Madison County? Lembra-me alguma coisa. «Erin Brockovich». Mas o que tem «Erin Brockovich» de Steven Soderbergh a ver com Madison County de Clint Eastwood?

O filme de Soderbergh conta a estória real (enfim, mais ou menos real) duma heróica mãe solteira e desempregada (o casting na vida real era mais perfeito do que no filme) que quase sozinha conduziu uma luta contra a Pacific Gas & Electric Company. Tratou-se de conseguir que esta indemnizasse os habitantes duma localidade cujas águas foram criminosamente contaminadas por resíduos tóxicos emitidos pela PGEC. Erin conduziu com sucesso uma class action (uma espécie de acção popular no direito português, creio). A PGEC que foi condenada não só pagar os danos causados, como ainda a pagar pelo conceito de punitive damages milhares de milhões de dólares.

[Punitive damages]
Este singular dispositivo do direito americano, em absoluto alheio ao legítimo ressarcimento dos danos sofridos, foi inventado por advogados, pagos a peso de chorudos success fees, coligados com as brigadas do politicamente correcto (alguns dos advogados são membros das brigadas, tal como os nossos guerreiros ambientalistas que a seguir às batalhas vão dar pareceres de impacto ambiental). Na divisão de trabalho as brigadas ajudavam a arregimentar os supostos lesados aliciando-os com os milhões que iriam receber. O sucesso da operação dependia das brigadas conseguirem aliciar também as mentes dos jurados (coisa fácil porque se tratava de punir os «capitalistas»).

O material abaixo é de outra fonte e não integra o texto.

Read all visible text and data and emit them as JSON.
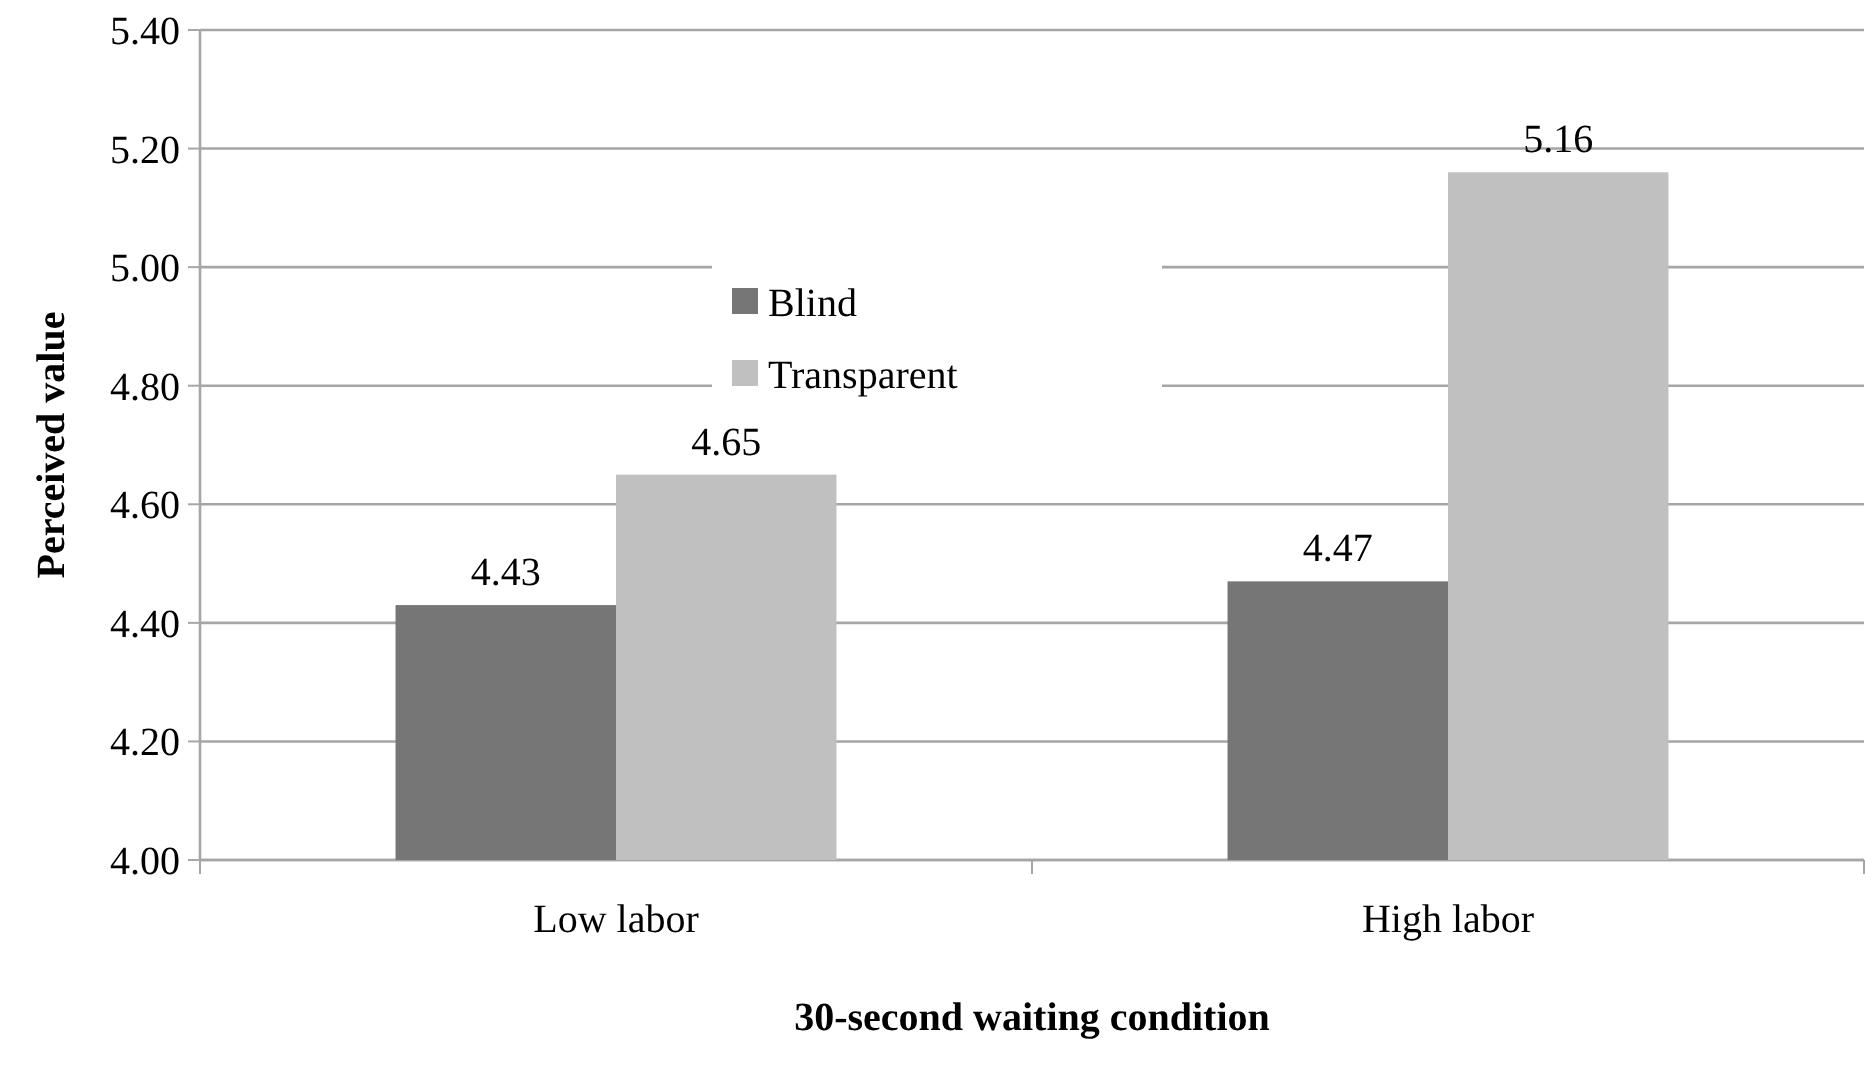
{
  "chart_data": {
    "type": "bar",
    "xlabel": "30-second waiting condition",
    "ylabel": "Perceived value",
    "categories": [
      "Low labor",
      "High labor"
    ],
    "series": [
      {
        "name": "Blind",
        "color": "#767676",
        "values": [
          4.43,
          4.47
        ]
      },
      {
        "name": "Transparent",
        "color": "#c0c0c0",
        "values": [
          4.65,
          5.16
        ]
      }
    ],
    "ylim": [
      4.0,
      5.4
    ],
    "yticks": [
      {
        "value": 4.0,
        "label": "4.00"
      },
      {
        "value": 4.2,
        "label": "4.20"
      },
      {
        "value": 4.4,
        "label": "4.40"
      },
      {
        "value": 4.6,
        "label": "4.60"
      },
      {
        "value": 4.8,
        "label": "4.80"
      },
      {
        "value": 5.0,
        "label": "5.00"
      },
      {
        "value": 5.2,
        "label": "5.20"
      },
      {
        "value": 5.4,
        "label": "5.40"
      }
    ],
    "grid": "y",
    "legend": "top",
    "data_labels": true
  }
}
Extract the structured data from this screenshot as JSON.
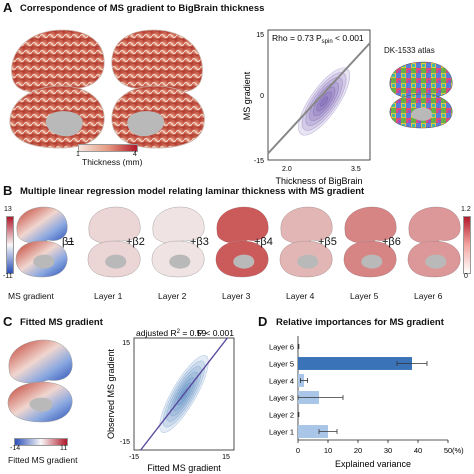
{
  "panel_a": {
    "letter": "A",
    "title": "Correspondence of MS gradient to BigBrain thickness",
    "cbar_label": "Thickness (mm)",
    "cbar_min": "1",
    "cbar_max": "4",
    "atlas_label": "DK-1533 atlas",
    "colors": {
      "cbar_low": "#f5e6de",
      "cbar_high": "#b2182b",
      "kde": "#4b2e9a",
      "fit_line": "#888888"
    }
  },
  "panel_b": {
    "letter": "B",
    "title": "Multiple linear regression model relating laminar thickness with MS gradient",
    "left_cbar_max": "13",
    "left_cbar_min": "-11",
    "right_cbar_max": "1.2",
    "right_cbar_min": "0",
    "ms_label": "MS gradient",
    "equals": "=",
    "coefficients": [
      "β1",
      "+β2",
      "+β3",
      "+β4",
      "+β5",
      "+β6"
    ],
    "layers": [
      "Layer 1",
      "Layer 2",
      "Layer 3",
      "Layer 4",
      "Layer 5",
      "Layer 6"
    ]
  },
  "panel_c": {
    "letter": "C",
    "title": "Fitted MS gradient",
    "cbar_min": "-14",
    "cbar_max": "11",
    "cbar_label": "Fitted MS gradient"
  },
  "panel_d": {
    "letter": "D",
    "title": "Relative importances for MS gradient"
  },
  "chart_data": [
    {
      "type": "scatter",
      "title": "",
      "xlabel": "Thickness of BigBrain",
      "ylabel": "MS gradient",
      "xlim": [
        1.75,
        3.75
      ],
      "ylim": [
        -15,
        15
      ],
      "x_ticks": [
        "2.0",
        "3.5"
      ],
      "y_ticks": [
        "15",
        "0",
        "-15"
      ],
      "annotation_rho": "Rho = 0.73",
      "annotation_p_prefix": "P",
      "annotation_p_sub": "spin",
      "annotation_p_value": " < 0.001",
      "fit_line": [
        [
          1.75,
          -13.5
        ],
        [
          3.75,
          12.0
        ]
      ],
      "density_center": [
        2.85,
        -1.5
      ]
    },
    {
      "type": "scatter",
      "title": "",
      "xlabel": "Fitted MS gradient",
      "ylabel": "Observed MS gradient",
      "xlim": [
        -15,
        15
      ],
      "ylim": [
        -15,
        15
      ],
      "x_ticks": [
        "-15",
        "15"
      ],
      "y_ticks": [
        "15",
        "-15"
      ],
      "annotation_r2_prefix": "adjusted R",
      "annotation_r2_sup": "2",
      "annotation_r2_value": " = 0.59",
      "annotation_p": "P < 0.001",
      "fit_line": [
        [
          -13,
          -15
        ],
        [
          13,
          15
        ]
      ],
      "density_center": [
        0,
        0
      ]
    },
    {
      "type": "bar",
      "title": "",
      "xlabel": "Explained variance",
      "ylabel": "",
      "categories": [
        "Layer 1",
        "Layer 2",
        "Layer 3",
        "Layer 4",
        "Layer 5",
        "Layer 6"
      ],
      "values": [
        10,
        0,
        7,
        2,
        38,
        0
      ],
      "errors": [
        3,
        0.3,
        8,
        1.2,
        5,
        0.3
      ],
      "xlim": [
        0,
        50
      ],
      "x_ticks": [
        "0",
        "10",
        "20",
        "30",
        "40",
        "50"
      ],
      "x_unit": "(%)",
      "highlight": "Layer 5",
      "colors": {
        "highlight": "#3b73b9",
        "normal": "#a9c6e8",
        "error": "#333333"
      }
    }
  ]
}
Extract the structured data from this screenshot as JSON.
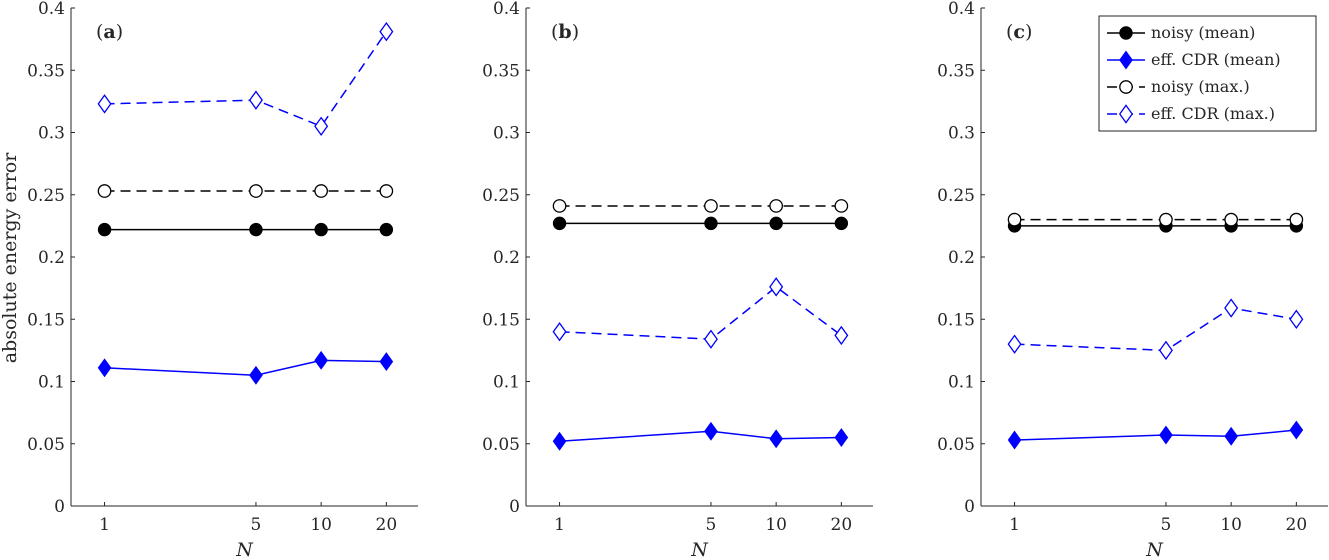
{
  "figure": {
    "ylabel": "absolute energy error",
    "xlabel": "N",
    "legend": {
      "placement": "top-right of panel (c)",
      "entries": [
        "noisy (mean)",
        "eff.  CDR (mean)",
        "noisy (max.)",
        "eff.  CDR (max.)"
      ]
    },
    "colors": {
      "noisy": "#000000",
      "cdr": "#0000ff",
      "axis": "#262626"
    }
  },
  "chart_data": [
    {
      "type": "line",
      "panel_label": "(a)",
      "x": [
        1,
        5,
        10,
        20
      ],
      "x_scale": "log",
      "x_ticks": [
        "1",
        "5",
        "10",
        "20"
      ],
      "y_ticks": [
        "0",
        "0.05",
        "0.1",
        "0.15",
        "0.2",
        "0.25",
        "0.3",
        "0.35",
        "0.4"
      ],
      "ylim": [
        0,
        0.4
      ],
      "xlabel": "N",
      "ylabel": "absolute energy error",
      "series": [
        {
          "name": "noisy (mean)",
          "color": "#000000",
          "marker": "circle-filled",
          "linestyle": "solid",
          "values": [
            0.222,
            0.222,
            0.222,
            0.222
          ]
        },
        {
          "name": "eff.  CDR (mean)",
          "color": "#0000ff",
          "marker": "diamond-filled",
          "linestyle": "solid",
          "values": [
            0.111,
            0.105,
            0.117,
            0.116
          ]
        },
        {
          "name": "noisy (max.)",
          "color": "#000000",
          "marker": "circle-open",
          "linestyle": "dashed",
          "values": [
            0.253,
            0.253,
            0.253,
            0.253
          ]
        },
        {
          "name": "eff.  CDR (max.)",
          "color": "#0000ff",
          "marker": "diamond-open",
          "linestyle": "dashed",
          "values": [
            0.323,
            0.326,
            0.305,
            0.381
          ]
        }
      ]
    },
    {
      "type": "line",
      "panel_label": "(b)",
      "x": [
        1,
        5,
        10,
        20
      ],
      "x_scale": "log",
      "x_ticks": [
        "1",
        "5",
        "10",
        "20"
      ],
      "y_ticks": [
        "0",
        "0.05",
        "0.1",
        "0.15",
        "0.2",
        "0.25",
        "0.3",
        "0.35",
        "0.4"
      ],
      "ylim": [
        0,
        0.4
      ],
      "xlabel": "N",
      "ylabel": "",
      "series": [
        {
          "name": "noisy (mean)",
          "color": "#000000",
          "marker": "circle-filled",
          "linestyle": "solid",
          "values": [
            0.227,
            0.227,
            0.227,
            0.227
          ]
        },
        {
          "name": "eff.  CDR (mean)",
          "color": "#0000ff",
          "marker": "diamond-filled",
          "linestyle": "solid",
          "values": [
            0.052,
            0.06,
            0.054,
            0.055
          ]
        },
        {
          "name": "noisy (max.)",
          "color": "#000000",
          "marker": "circle-open",
          "linestyle": "dashed",
          "values": [
            0.241,
            0.241,
            0.241,
            0.241
          ]
        },
        {
          "name": "eff.  CDR (max.)",
          "color": "#0000ff",
          "marker": "diamond-open",
          "linestyle": "dashed",
          "values": [
            0.14,
            0.134,
            0.176,
            0.137
          ]
        }
      ]
    },
    {
      "type": "line",
      "panel_label": "(c)",
      "x": [
        1,
        5,
        10,
        20
      ],
      "x_scale": "log",
      "x_ticks": [
        "1",
        "5",
        "10",
        "20"
      ],
      "y_ticks": [
        "0",
        "0.05",
        "0.1",
        "0.15",
        "0.2",
        "0.25",
        "0.3",
        "0.35",
        "0.4"
      ],
      "ylim": [
        0,
        0.4
      ],
      "xlabel": "N",
      "ylabel": "",
      "series": [
        {
          "name": "noisy (mean)",
          "color": "#000000",
          "marker": "circle-filled",
          "linestyle": "solid",
          "values": [
            0.225,
            0.225,
            0.225,
            0.225
          ]
        },
        {
          "name": "eff.  CDR (mean)",
          "color": "#0000ff",
          "marker": "diamond-filled",
          "linestyle": "solid",
          "values": [
            0.053,
            0.057,
            0.056,
            0.061
          ]
        },
        {
          "name": "noisy (max.)",
          "color": "#000000",
          "marker": "circle-open",
          "linestyle": "dashed",
          "values": [
            0.23,
            0.23,
            0.23,
            0.23
          ]
        },
        {
          "name": "eff.  CDR (max.)",
          "color": "#0000ff",
          "marker": "diamond-open",
          "linestyle": "dashed",
          "values": [
            0.13,
            0.125,
            0.159,
            0.15
          ]
        }
      ]
    }
  ]
}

É aqui que entra o Madison County de Clint Eastwood, que aliás nada tem a ver com o assunto, salvo que Madison County é um dos counties onde o esquema de extorsão dos «capitalistas» estava mais bem montado e, por isso, o seu tribunal foi inúmeras vezes palco de circos punitivos donde saírem muitos milhões.

Tem sido assim. Vai deixar de ser. Nos intervalos das guerras, o presidente Bush também se ocupa de outras coisas como inspirar o Class Action Fairness Act, aprovado a semana passada no Senado por uma maioria que incluiu muitos democratas que perceberam a importância de mitigar a extorsão organizada. Extorsão que é paga no preço dos produtos pelos clientes das empresas condenadas.

A solução não é perfeita, mas pelo menos os casos de lesados de diferentes estados quando o pedido total exceder US$ 5 milhões serão julgados em tribunais federais, mais imunizados à chantagem politicamente correcta, reduzindo a extorsão a proporções mais modestas.